Have I learnt to accept and live with the poverty ? Yes, I have. As harsh as that sounds. But I have not become resilient to it. At least I hope I haven’t. There is little I alone can do to solve the poverty problem in this country as a whole (which, I must just add, is not as bad as the poverty in many other African countries), but there is a lot I can do to solve the immediate poverty around me. Which is what I (we) try to do … by helping our staff and their immediate families financially, by supporting as many people here as we can, by improving the living conditions of people on the farm, by supplying water points for local villagers to come and get water from, by letting people bring their livestock in to graze on portions of the farm during times of drought … and by teaching my daughter, even as young as she is, that she is lucky to have what she has and that because she has so much, she can help those who have so little.
Is this a harsh lesson for a 3 1/2 year old to learn ? Is this one I should even be teaching her at this age ? Yes, I think that it is. Because I am (gently and age appropriately) teaching her compassion for her fellow man, courage to face the not-so-nice things in life head on and gratefulness for what she has. What’s that old saying again ? “If you know better, you do better”. It’s a harsh world out there and by sheltering her from the truth (especially a truth so blatant) I feel that I will only be harming her in the long run.
I’m proud to be an African, and I want her to grow up being proud that she is, too. Warts and all, this is Africa - our Africa and these, too, are our problems. Problems that need to be solved.... and there’s no denying that.
Just after I had my daughter, one of my family members asked me something along the lines of “What are you going to do when she gets older and sees all this poverty around her ? What are you going to say to her ? How do you explain that to a child ?” I had never thought about it before, I had never considered it to be a problem – my answer was a defensive one, but it did get me thinking …
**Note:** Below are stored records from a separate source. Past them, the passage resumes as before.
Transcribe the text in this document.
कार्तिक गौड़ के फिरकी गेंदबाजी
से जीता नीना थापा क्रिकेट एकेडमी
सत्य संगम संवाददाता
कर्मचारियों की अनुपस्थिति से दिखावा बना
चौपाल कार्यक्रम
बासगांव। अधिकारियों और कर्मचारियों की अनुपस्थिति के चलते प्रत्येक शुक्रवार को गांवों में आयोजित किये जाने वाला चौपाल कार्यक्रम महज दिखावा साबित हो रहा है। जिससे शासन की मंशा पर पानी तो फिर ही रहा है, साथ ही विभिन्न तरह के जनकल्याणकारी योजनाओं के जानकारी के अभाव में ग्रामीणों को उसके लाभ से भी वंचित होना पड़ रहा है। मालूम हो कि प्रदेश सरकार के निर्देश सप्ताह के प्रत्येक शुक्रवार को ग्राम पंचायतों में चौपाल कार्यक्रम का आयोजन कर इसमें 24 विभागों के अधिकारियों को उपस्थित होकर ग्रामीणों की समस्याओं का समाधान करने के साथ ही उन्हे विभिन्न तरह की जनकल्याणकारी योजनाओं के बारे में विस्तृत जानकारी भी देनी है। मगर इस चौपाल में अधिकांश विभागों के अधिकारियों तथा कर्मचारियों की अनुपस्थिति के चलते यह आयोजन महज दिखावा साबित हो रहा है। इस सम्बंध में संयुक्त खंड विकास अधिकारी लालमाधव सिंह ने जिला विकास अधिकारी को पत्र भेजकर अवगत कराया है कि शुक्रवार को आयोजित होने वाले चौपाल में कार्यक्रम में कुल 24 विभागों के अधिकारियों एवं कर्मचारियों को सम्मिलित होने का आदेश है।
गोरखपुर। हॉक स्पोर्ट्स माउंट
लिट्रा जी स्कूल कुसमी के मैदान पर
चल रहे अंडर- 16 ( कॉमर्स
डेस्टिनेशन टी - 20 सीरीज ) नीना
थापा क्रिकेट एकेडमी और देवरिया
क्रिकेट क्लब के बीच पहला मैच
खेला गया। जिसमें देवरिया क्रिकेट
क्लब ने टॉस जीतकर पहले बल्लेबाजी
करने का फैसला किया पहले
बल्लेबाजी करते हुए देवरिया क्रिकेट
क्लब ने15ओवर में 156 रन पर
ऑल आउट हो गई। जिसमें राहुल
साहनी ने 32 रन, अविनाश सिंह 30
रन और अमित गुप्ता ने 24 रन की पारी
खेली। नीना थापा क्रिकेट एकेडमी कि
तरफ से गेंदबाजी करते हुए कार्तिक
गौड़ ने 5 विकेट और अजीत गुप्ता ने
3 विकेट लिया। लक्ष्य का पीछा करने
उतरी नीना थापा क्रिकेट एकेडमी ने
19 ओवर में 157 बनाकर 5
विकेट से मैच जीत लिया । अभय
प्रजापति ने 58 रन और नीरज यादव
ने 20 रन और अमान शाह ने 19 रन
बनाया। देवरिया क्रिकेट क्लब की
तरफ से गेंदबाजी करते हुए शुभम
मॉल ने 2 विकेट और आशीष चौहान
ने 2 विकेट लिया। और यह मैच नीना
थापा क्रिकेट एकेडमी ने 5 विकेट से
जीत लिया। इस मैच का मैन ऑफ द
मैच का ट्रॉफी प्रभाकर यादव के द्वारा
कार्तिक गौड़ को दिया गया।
I was born in Africa and I have grown up seeing poverty around me my whole life. I know that there is poverty in some form everywhere in the world, but I think that the difference here is that none of it is hidden. The poverty here is on every street corner … along every road you drive … in the eyes of most people you look into each day. Africa thrusts poverty in your face and forces you to breathe it in. She never lets you forget it. She will not let you look the other way.
Have I learnt to accept and live with the poverty ? Yes, I have. As harsh as that sounds. But I have not become resilient to it. At least I hope I haven’t. There is little I alone can do to solve the poverty problem in this country as a whole (which, I must just add, is not as bad as the poverty in many other African countries), but there is a lot I can do to solve the immediate poverty around me. Which is what I (we) try to do … by helping our staff and their immediate families financially, by supporting as many people here as we can, by improving the living conditions of people on the farm, by supplying water points for local villagers to come and get water from, by letting people bring their livestock in to graze on portions of the farm during times of drought … and by teaching my daughter, even as young as she is, that she is lucky to have what she has and that because she has so much, she can help those who have so little.
Is this a harsh lesson for a 3 1/2 year old to learn ? Is this one I should even be teaching her at this age ? Yes, I think that it is. Because I am (gently and age appropriately) teaching her compassion for her fellow man, courage to face the not-so-nice things in life head on and gratefulness for what she has. What’s that old saying again ? “If you know better, you do better”. It’s a harsh world out there and by sheltering her from the truth (especially a truth so blatant) I feel that I will only be harming her in the long run.
I’m proud to be an African, and I want her to grow up being proud that she is, too. Warts and all, this is Africa - our Africa and these, too, are our problems. Problems that need to be solved.... and there’s no denying that.